UDP sockets follow the same pattern without causing additional thread spawns, as the Go runtime manages scheduling effectively. SCTP, however, presents a distinct challenge. Libraries like github.com/ishidawataru/sctp provide basic file descriptor wrappers where the Accept() method operates as a blocking syscall.

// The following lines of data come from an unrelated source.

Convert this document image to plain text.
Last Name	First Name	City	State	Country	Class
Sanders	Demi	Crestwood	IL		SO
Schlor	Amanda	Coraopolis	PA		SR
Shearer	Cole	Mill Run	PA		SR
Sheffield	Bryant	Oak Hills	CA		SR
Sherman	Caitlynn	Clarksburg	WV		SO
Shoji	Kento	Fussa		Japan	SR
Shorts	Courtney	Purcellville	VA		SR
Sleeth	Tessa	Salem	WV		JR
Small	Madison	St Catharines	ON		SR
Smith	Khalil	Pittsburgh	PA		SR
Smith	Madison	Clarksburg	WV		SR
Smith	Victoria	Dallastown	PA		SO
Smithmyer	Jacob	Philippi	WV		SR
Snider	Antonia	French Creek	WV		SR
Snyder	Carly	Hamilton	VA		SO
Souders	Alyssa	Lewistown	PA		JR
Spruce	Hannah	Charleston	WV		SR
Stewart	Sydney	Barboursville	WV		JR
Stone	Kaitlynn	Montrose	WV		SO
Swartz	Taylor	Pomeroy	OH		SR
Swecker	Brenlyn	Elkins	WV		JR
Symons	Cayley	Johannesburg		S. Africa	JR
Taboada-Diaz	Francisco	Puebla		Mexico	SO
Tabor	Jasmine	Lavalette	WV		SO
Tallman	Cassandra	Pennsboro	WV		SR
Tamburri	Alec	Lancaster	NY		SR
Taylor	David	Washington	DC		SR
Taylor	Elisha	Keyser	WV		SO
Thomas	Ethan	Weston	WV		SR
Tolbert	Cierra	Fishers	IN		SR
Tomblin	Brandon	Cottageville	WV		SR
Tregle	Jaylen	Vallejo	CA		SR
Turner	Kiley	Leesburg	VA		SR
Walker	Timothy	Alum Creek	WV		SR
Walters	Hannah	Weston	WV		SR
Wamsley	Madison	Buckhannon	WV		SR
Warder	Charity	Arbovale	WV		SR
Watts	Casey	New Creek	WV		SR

When invoked in a loop, the Go runtime creates a new OS thread to prevent the blocking from stalling the scheduler, defeating our thread-conservation goal.

The remedy involves bypassing the library's blocking accept loop and managing the file descriptor manaully:

• Configure the SCTP socket to non-blocking mode.
• Implement a custom epoll-based event loop. (Avoid select or poll as their performance degrades severely under high file descriptor counts).

To extract the file descriptor and apply non-blocking settings during creation:

type nonBlockingSctpListener struct {
	*sctp.SCTPListener
	rawFd int
}

func createNonBlockingSctpListener(network, addr string) (*nonBlockingSctpListener, error) {
	parsedAddr, err := parseSctpAddress(addr)
	if err != nil {
		return nil, err
	}

	capturedFd := 0
	cfg := sctp.SocketConfig{
		InitMsg: sctp.InitMsg{NumOstreams: sctp.SCTP_MAX_STREAM},
		Control: func(net, address string, rawConn syscall.RawConn) error {
			return rawConn.Control(func(fd uintptr) {
				if err := syscall.SetNonblock(int(fd), true); err != nil {
					syscall.Close(int(fd))
					return
				}
				capturedFd = int(fd)
			})
		},
	}

	listener, err := cfg.Listen(network, parsedAddr)
	if err != nil {
		return nil, err
	}

	return &nonBlockingSctpListener{SCTPListener: listener, rawFd: capturedFd}, nil
}

Production Metrics

In a production deployment on a 4-core machine, this approach yields significant resource savings. The process manages over 1200 file descriptors (encompassing TCP, UDP, and SCTPv6 sockets across various namespaces), yet operates with merely 14 OS threads. This confirms the viability of sharing threads across multipel namespace contexts rather than dedicating a thread per namespace.